Ma anche se Bossetti fosse il mostro che viene rappresentato, è intollerabile vedere calpestata la sua persona. Io difendo i suoi diritti.

Il diritto a non essere intercettato in carcere.

Il diritto a non vedere messe in piazza le intercettazioni di colloqui privati con le persone più care.

Il diritto a un processo che si svolga in un’aula di giustizia e non su giornali e tv mentre le indagini preliminari non sono ancora chiuse.

Il diritto a una difesa pari, non impari: appena il suo legale accenna a una mossa, ecco che qualche manina fa uscire dal segreto istruttorio foto, filmati, brogliacci, verbali da cui estrapolare frasi smozzicate e costruire castelli accusatori in modo che le tesi dei pm non possano essere intaccate.

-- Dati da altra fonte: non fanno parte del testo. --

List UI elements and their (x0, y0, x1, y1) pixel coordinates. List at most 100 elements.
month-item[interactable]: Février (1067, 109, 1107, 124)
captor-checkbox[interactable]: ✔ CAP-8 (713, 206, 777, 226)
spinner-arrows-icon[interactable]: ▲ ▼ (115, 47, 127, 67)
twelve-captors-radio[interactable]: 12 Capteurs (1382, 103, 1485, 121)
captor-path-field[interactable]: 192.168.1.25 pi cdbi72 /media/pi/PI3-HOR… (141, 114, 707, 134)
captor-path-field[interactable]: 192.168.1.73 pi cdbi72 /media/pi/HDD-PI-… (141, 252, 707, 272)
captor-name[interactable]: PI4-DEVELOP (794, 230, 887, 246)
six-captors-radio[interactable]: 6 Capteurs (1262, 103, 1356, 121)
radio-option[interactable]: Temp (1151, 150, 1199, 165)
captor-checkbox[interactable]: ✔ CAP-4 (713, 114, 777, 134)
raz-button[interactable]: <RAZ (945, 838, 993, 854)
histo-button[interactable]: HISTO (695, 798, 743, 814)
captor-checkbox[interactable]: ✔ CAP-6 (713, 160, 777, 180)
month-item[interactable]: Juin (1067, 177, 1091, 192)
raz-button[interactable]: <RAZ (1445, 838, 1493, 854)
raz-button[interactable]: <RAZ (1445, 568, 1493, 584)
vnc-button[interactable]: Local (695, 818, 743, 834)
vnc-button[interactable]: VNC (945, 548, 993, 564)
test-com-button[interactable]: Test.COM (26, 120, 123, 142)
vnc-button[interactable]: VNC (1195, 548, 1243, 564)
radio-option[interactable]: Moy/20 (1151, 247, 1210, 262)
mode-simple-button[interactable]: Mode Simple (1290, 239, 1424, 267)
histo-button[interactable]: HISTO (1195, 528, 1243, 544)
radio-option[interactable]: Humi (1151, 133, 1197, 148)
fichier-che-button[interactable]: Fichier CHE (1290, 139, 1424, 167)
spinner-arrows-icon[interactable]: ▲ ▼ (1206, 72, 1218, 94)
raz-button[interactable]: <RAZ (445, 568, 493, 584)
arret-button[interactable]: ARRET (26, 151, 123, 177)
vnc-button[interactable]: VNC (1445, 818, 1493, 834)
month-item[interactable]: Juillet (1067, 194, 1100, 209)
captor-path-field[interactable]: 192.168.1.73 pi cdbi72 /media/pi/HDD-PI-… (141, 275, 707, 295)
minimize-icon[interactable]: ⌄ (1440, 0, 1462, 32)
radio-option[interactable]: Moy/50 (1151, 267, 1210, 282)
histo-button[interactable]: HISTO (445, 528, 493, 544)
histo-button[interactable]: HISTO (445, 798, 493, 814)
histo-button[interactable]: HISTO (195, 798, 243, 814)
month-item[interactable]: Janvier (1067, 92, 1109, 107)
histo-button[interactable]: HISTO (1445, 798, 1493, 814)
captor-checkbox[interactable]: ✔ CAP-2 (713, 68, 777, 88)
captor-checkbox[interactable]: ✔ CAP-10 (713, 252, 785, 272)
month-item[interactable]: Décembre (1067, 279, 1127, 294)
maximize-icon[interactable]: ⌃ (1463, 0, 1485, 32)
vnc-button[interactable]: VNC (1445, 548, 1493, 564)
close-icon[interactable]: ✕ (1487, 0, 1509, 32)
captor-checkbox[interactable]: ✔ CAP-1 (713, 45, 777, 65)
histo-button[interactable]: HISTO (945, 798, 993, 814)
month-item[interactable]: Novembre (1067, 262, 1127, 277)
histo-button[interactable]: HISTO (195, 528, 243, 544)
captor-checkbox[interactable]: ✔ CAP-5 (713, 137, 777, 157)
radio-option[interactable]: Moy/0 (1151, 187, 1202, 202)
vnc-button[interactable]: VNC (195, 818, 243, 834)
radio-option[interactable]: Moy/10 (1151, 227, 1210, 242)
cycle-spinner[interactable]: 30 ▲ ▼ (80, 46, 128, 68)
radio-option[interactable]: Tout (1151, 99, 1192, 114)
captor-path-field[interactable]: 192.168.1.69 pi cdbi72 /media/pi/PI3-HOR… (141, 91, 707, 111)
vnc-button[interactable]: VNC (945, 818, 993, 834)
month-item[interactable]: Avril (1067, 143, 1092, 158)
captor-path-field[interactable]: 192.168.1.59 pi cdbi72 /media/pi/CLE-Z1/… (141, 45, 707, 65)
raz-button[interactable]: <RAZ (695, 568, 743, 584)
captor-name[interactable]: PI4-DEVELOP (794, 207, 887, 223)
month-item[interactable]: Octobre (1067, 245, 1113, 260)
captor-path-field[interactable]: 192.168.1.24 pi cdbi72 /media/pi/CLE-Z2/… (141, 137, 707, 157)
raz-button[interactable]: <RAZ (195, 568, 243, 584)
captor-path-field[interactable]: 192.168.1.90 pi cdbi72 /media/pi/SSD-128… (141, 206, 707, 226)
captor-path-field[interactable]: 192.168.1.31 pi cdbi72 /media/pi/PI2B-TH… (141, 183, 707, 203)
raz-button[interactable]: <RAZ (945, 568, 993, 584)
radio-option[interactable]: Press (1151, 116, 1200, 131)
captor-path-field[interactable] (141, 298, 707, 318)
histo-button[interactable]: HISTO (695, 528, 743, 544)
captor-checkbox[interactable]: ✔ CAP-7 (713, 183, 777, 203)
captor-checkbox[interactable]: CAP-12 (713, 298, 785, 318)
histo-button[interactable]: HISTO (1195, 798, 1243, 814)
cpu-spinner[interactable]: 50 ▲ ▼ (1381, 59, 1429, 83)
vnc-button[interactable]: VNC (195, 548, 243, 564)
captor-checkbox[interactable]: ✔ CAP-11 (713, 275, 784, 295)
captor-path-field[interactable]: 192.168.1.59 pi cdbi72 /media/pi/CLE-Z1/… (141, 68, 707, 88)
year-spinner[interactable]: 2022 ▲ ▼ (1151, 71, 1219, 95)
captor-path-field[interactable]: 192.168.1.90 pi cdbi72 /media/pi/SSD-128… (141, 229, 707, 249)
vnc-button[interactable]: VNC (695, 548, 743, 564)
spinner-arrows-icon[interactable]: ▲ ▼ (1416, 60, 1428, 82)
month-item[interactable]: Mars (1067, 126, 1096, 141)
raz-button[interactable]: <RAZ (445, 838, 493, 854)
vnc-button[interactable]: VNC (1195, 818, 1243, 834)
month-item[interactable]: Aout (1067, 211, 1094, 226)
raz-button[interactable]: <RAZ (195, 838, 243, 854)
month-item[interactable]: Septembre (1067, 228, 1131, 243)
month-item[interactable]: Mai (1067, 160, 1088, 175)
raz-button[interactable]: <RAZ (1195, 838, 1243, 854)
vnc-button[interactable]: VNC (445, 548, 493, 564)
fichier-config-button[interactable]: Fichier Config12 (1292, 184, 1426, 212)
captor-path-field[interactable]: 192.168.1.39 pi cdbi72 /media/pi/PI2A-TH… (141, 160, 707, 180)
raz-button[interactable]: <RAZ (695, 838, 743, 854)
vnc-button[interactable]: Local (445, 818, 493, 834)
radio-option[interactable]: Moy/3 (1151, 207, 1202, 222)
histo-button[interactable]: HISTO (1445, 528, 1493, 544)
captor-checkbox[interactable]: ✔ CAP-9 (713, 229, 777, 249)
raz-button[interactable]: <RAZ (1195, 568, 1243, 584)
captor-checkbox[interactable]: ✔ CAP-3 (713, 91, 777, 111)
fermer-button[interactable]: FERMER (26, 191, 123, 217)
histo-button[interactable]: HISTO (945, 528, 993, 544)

Il diritto a essere giudicato sui fatti e non sugli «scenari». Se sui sedili del furgone si trovano fili di tessuto (non pezzi di pantaloni: piccoli filamenti volanti) compatibile con i jeans indossati da Yara, ecco che «Yara salì sul furgone». Se Bossetti discute con la moglie, ecco che «la rimprovera di non averle creato un alibi». Eccetera.

Io difendo i diritti calpestati di Bossetti. Se dev’essere condannato, che ciò avvenga in un giusto processo e non in un’iniqua gogna allestita nella piazza del voyeurismo virtuale nel compiacimento collettivo.